Restaurants' trans fat bans may have positive health effects
Reductions in restaurants’ use of trans fats may have played a role in declining levels of the fats in the blood of white American adults between 2000 and 2009, a Centers for Disease Control study found Wednesday.
The level of trans fats in those who participated in the study fell 58 percent from 2000–2009, a time period in which many restaurant companies reduced their use of oils that contained man-made trans fats.
Unlike other fats, the CDC said trans fats are not essential to human health, and that research indicates that high consumption of trans fats is linked to cardiovascular disease.
“The 58 percent decline shows substantial progress that should help lower the risk of cardiovascular disease in adults,” said Christopher Portier, director of the Atlanta-based CDC′s National Center for Environmental Health.
CDC researchers randomly selected white participants ages 20 or older from the National Health and Nutrition Examination Survey for the years 2000 and 2009. It said the purpose was to examine trans-fatty acid blood levels before and after enactment of U.S. Food & Drug Administration trans fat regulations in 2003.
The regulations, which took effect in 2006, required manufacturers of food and some dietary supplements to list the amount of trans-fatty acids, or TFAs, on the “Nutrition Facts” panel of product labels. Some local and state health departments also took steps to help consumers reduce their daily consumption by requiring restaurants to limit their use of TFAs in food and increase public awareness campaigns about the health risks associated with TFAs.
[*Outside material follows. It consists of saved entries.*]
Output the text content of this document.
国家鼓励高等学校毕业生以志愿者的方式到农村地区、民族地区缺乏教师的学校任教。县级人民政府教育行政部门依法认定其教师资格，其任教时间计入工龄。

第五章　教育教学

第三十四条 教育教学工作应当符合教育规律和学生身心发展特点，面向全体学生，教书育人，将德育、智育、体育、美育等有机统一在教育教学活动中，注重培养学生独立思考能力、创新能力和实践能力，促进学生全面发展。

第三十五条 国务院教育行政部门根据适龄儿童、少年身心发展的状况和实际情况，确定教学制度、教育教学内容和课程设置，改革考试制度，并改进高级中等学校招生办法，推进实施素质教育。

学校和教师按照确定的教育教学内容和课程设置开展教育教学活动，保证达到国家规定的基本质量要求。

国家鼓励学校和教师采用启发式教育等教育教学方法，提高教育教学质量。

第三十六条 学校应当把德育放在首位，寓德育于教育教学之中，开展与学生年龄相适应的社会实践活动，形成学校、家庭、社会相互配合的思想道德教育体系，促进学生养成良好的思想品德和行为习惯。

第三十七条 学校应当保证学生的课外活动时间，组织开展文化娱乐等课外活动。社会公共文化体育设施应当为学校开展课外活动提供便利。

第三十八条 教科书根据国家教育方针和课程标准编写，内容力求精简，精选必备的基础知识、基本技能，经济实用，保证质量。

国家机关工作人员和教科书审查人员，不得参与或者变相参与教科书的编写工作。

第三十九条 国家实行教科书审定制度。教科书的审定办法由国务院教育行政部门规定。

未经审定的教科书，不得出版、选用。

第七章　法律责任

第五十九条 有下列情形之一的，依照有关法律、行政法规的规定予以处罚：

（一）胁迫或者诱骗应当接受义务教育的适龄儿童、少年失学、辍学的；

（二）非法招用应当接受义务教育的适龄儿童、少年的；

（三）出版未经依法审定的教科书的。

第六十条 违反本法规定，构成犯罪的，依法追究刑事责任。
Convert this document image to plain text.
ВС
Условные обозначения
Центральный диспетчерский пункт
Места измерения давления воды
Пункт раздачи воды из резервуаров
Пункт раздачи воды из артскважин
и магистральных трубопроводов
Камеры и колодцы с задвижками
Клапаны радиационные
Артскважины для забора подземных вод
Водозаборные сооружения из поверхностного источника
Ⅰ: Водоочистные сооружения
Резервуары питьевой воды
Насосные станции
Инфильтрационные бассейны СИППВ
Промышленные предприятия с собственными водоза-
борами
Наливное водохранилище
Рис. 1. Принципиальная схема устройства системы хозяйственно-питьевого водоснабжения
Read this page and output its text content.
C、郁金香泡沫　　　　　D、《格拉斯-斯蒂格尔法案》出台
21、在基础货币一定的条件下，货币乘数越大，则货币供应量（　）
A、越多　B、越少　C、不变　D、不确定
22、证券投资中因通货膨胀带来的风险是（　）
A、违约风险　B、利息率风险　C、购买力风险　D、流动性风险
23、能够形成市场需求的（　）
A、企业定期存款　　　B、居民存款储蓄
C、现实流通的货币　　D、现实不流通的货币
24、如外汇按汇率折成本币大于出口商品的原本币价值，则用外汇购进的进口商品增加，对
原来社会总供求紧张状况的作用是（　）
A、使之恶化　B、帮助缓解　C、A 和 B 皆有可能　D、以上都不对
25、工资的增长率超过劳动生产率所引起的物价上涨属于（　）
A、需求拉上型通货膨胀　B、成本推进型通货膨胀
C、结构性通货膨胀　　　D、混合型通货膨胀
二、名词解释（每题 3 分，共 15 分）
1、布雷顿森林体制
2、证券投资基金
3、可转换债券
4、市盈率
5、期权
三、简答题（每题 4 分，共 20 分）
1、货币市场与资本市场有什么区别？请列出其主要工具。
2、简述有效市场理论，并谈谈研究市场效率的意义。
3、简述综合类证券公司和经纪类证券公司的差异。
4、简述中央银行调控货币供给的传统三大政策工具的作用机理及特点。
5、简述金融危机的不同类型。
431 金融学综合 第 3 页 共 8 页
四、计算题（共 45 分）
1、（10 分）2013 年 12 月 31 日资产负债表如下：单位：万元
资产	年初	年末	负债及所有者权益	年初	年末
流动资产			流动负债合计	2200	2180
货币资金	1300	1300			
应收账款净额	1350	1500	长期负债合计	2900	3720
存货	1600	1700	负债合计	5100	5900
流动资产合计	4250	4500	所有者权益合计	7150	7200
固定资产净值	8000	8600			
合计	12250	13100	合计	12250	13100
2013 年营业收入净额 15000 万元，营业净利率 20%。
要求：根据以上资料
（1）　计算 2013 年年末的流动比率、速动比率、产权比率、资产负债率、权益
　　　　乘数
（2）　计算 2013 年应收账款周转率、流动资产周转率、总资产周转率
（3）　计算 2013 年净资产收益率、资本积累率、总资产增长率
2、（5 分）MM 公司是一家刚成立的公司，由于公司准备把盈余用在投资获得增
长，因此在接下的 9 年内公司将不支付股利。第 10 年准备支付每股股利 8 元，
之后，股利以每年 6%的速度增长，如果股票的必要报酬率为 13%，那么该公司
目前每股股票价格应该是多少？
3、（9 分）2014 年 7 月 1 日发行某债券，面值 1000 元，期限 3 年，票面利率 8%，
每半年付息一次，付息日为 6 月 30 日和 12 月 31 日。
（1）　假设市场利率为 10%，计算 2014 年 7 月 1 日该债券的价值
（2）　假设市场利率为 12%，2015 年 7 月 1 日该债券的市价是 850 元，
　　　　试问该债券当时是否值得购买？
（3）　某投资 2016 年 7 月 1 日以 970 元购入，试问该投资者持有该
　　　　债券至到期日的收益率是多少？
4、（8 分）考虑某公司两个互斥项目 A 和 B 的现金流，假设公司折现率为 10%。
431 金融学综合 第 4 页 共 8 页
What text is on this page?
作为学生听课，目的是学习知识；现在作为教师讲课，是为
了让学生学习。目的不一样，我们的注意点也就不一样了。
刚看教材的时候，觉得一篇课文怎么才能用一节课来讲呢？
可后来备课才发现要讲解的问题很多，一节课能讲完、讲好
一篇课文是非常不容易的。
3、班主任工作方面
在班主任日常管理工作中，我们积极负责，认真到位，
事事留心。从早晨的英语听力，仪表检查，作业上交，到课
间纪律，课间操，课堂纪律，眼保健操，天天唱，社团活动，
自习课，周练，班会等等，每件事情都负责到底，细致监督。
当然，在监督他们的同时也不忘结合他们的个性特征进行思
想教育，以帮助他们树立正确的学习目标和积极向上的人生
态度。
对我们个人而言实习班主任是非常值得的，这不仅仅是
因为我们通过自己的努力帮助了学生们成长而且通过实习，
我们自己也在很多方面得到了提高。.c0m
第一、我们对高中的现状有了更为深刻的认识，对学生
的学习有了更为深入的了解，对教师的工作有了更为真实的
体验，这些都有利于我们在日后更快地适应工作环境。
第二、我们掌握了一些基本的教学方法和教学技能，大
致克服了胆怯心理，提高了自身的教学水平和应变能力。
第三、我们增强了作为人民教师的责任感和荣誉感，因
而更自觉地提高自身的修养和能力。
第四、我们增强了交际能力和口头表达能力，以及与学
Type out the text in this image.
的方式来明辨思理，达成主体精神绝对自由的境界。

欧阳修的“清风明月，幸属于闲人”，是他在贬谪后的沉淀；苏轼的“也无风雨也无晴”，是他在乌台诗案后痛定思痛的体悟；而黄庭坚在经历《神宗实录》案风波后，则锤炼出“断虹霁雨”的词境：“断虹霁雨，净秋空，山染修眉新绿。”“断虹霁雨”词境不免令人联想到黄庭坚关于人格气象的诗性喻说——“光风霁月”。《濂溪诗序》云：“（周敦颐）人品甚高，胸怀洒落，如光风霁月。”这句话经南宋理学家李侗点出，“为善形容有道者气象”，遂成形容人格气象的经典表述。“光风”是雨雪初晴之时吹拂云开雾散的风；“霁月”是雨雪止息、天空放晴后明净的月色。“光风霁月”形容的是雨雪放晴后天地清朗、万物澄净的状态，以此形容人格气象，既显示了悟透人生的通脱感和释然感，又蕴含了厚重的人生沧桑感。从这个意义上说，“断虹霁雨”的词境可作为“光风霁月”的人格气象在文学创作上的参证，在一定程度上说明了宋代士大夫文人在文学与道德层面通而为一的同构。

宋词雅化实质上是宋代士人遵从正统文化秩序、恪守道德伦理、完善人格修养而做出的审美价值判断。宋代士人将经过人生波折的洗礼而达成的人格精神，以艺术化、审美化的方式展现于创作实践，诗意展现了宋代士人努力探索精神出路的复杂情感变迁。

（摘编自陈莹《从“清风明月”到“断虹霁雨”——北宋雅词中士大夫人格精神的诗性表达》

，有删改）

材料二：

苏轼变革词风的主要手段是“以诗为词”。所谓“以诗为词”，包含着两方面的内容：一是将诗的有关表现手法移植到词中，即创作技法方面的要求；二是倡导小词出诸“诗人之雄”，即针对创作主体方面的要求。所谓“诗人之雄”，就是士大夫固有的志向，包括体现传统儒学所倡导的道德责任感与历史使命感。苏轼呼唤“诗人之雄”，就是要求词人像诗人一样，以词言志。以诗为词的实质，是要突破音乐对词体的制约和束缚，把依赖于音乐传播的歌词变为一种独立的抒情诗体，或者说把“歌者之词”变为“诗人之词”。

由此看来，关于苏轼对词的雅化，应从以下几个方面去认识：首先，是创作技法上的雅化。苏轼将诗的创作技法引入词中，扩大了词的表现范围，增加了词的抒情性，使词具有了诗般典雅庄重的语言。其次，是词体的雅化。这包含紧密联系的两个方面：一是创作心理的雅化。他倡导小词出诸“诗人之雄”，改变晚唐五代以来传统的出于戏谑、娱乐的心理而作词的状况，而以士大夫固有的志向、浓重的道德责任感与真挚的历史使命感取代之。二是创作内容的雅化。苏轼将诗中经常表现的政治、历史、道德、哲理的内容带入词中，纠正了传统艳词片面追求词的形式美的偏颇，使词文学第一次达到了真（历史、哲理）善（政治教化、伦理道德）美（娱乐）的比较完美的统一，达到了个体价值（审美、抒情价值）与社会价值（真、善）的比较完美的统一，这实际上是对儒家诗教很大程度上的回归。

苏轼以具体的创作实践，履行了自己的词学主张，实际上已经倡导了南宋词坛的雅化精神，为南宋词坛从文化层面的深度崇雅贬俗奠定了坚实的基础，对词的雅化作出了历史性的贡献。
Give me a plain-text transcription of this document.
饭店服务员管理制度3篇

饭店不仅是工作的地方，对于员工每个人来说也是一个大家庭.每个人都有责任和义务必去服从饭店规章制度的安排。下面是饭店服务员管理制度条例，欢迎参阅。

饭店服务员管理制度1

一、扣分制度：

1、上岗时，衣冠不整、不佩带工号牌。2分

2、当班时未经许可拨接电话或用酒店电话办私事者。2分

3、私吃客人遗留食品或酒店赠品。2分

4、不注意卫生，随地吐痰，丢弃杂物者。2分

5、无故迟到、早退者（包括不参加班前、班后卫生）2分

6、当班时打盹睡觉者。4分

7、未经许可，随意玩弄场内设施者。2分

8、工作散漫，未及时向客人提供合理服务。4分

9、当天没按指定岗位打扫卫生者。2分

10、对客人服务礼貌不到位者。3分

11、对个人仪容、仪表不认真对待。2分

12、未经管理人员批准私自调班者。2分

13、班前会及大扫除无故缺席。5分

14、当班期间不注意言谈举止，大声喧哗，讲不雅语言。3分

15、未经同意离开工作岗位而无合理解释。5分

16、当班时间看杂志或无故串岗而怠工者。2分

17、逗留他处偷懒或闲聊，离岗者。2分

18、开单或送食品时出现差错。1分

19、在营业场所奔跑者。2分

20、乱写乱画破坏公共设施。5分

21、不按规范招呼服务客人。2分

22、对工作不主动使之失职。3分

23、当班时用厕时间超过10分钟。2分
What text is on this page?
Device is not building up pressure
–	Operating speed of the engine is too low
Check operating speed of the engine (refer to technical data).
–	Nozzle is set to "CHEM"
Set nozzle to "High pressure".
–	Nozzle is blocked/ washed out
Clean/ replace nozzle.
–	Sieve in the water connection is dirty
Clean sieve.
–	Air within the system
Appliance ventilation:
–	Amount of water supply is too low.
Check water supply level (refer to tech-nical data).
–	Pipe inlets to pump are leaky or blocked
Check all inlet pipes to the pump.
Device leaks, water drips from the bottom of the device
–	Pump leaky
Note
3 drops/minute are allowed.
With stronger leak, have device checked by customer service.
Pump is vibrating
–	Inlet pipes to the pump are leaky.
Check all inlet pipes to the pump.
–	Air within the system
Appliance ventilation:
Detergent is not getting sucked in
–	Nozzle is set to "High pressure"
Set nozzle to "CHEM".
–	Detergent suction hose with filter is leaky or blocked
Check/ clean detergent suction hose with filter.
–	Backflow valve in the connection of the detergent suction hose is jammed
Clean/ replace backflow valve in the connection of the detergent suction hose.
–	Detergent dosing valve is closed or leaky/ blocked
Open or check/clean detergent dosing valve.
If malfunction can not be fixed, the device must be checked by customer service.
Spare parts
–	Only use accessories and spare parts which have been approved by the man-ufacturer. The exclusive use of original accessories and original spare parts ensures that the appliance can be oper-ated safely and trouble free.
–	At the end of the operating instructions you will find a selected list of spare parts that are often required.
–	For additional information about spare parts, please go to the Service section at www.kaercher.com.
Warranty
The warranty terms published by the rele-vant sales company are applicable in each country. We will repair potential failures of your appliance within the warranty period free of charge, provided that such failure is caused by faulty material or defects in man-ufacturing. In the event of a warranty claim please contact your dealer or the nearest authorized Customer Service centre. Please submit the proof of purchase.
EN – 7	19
“Findings from the CDC study demonstrate the effectiveness of these efforts in reducing blood [trans-fatty acids] and highlight that further reductions in the levels of trans fats must remain an important public health goal,” Portier said.
Though not bound by the FDA regulations, some restaurant chains voluntarily eliminated or greatly reduced the use of man-made trans fats before or soon after the requirement became law for manufacturers, including Uno Chicago Grill and Panera Bread Co.
Many, if not most, national and regional chains have since followed that strategy. In some cases, the efforts began on a local or statewide basis, as bans on trans fats in restaurant foods were adopted by municipalities or states, including New York City in 2006 and California in 2008.
Some restaurant chains — including KFC and Burger King — reduced or eliminated the use of trans fats due to legal action. Those chains were sued for their use of partially hydrogenated oils containing man-made trans fats by the Centers for Science in the Public Interest.
KFC said the CSPI dropped its suit in 2006 after the chain switched to trans-fat-free cooking oil. A Burger King spokeswoman said its suit “was dismissed because the CSPI had not met the basic legal requirement of alleging someone was actually harmed by trans fats.” Burger King stopped using oil containing man-made trans fats in 2008.
But debates over trans fats in restaurant foods continue.
In early 2011, the Agriculture Committee of the Nebraska State Legislature voted to “indefinitely postpone” legislation that would have prevented quick-service restaurant operators from including toys in kids’ meals that had specific levels of man-made trans fats.
The CDC said since the new study did not include a review of the tactics used to reduce consumption of trans-fatty acids, it is not clear how significant a role restaurants played in the reduction of trans fat levels in blood.
“The decrease may have occurred because of the FDA regulations requiring the listing of TFAs, efforts by state and local health departments with restaurants, and overall increased awareness of health risks associated with TFAs,” Von Roebuck said.
The study, the results of which were published Wednesday in the Journal of the American Medical Association, marked the first time CDC researchers have been able to measure trans fats in human blood, the CDC said.
Portier said additional studies are under way to examine trans-fatty acid levels in the blood of other adult racial and ethnic groups, children and adolescents.